Jugés par coutumace pour leur responsabilité dans le bombardement du camp français de Bouaké, Yury Sushkin, le mercenaire biélorusse et les deux officiers ivoiriens, Ange Gnanduillet et Patrice Ouei ont écopé de la réclusion à perpétuité, ce jeudi 15 avril 2021 à la cour d’assises de Paris.

Les trois membres de l’équipage de bord des avions de chasse ont été jugés coupables d’assassinat et de tentative d’assassinat, par la cour d’assises de Paris. Un verdict qui met un terme à trois semaines d’audiences tout en conservant un brouillard sur l’identité du commanditaire de l’opération militaire. A priori attendus pour donner des indices sur le donneur d’ordre et la raison du mutisme français lors de l’interpellation des trois exécutants au Togo, les témoignages de Michèle Alliot Marie qui était ministre de la défense à l’époque, de Michel Barnier (Ministres des Affaires étrangères) et de Dominique de Villepin (Ministre d’Intérieur) n’auront pas eu l’effet escompté. «Il n’appartient pas à la cour de discuter des raisons ayant conduit les autorités françaises à décliner l’offre du ministre de l’Intérieur du Togo», a expliqué le président de la cour à l’énoncé du verdict.

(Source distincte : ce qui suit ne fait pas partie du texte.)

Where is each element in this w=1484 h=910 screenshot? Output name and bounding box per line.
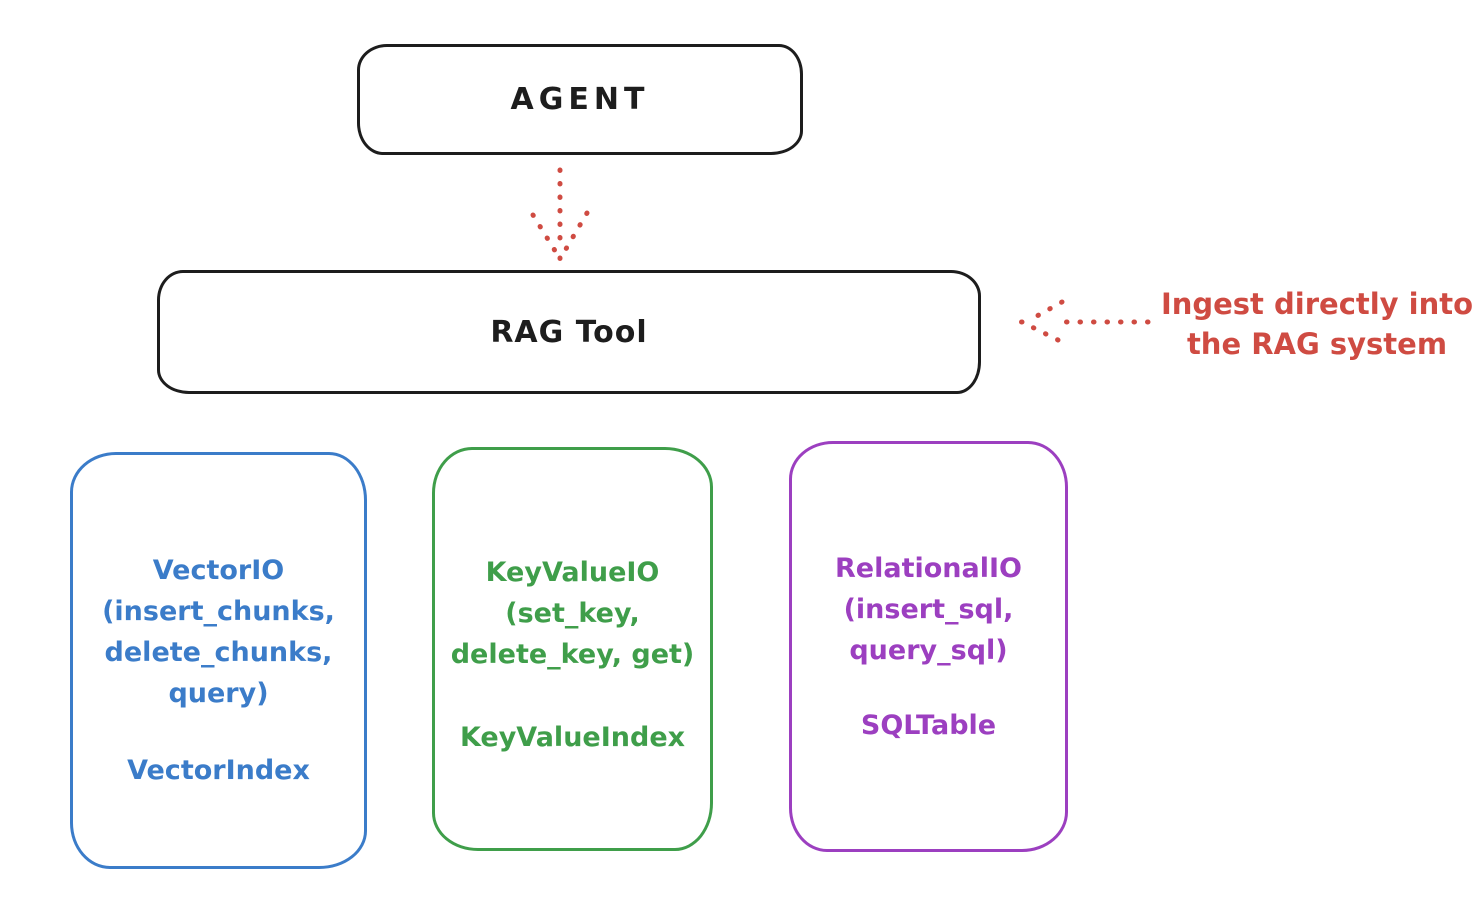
vector-index-label: VectorIndex [127,755,310,786]
relational-io-methods-label: RelationalIO (insert_sql, query_sql) [835,553,1022,666]
keyvalue-index-label: KeyValueIndex [459,722,686,753]
ingest-annotation-text: Ingest directly into the RAG system [1160,287,1474,361]
agent-box-label: AGENT [510,82,650,117]
keyvalue-io-card: KeyValueIO (set_key, delete_key, get) Ke… [432,447,713,851]
keyvalue-io-methods-label: KeyValueIO (set_key, delete_key, get) [450,557,695,670]
agent-box: AGENT [357,44,803,155]
ingest-annotation-dotted-arrow [1017,299,1151,343]
rag-tool-box-label: RAG Tool [490,314,648,350]
vector-io-methods-label: VectorIO (insert_chunks, delete_chunks, … [102,555,335,709]
agent-to-rag-dotted-arrow [530,167,590,265]
rag-tool-box: RAG Tool [157,270,981,394]
vector-io-card: VectorIO (insert_chunks, delete_chunks, … [70,452,367,869]
sql-table-label: SQLTable [860,710,997,741]
relational-io-card: RelationalIO (insert_sql, query_sql) SQL… [789,441,1068,852]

Les interrogations des familles des 9 victimes et des 38 blessés demeurent donc sans réponses. Pis rien n’indique que les bourreaux purgeront la peine prononcée, ce jeudi, en leur absence.  En effet, l’avocat général a qualifié de «faibles», les chances d’une arrestation des trois coupables. «Le procès est terminé, mais pour nous, ce ne sera jamais terminé. Nous cherchons toujours les responsables, les donneurs d’ordre, et les accusés sont absents» a indiqué Jean-Paul Roko, rescapé de l’attaque. «Les ministres qui sont venus devant la cour se sont tous pointés du doigt, ils se sont tous rejetés la faute. Et je pense que personne ne sera vraiment inquiété au niveau du gouvernement», estime Maxence Capdeville, dont le père a perdu la vie dans le bombardement.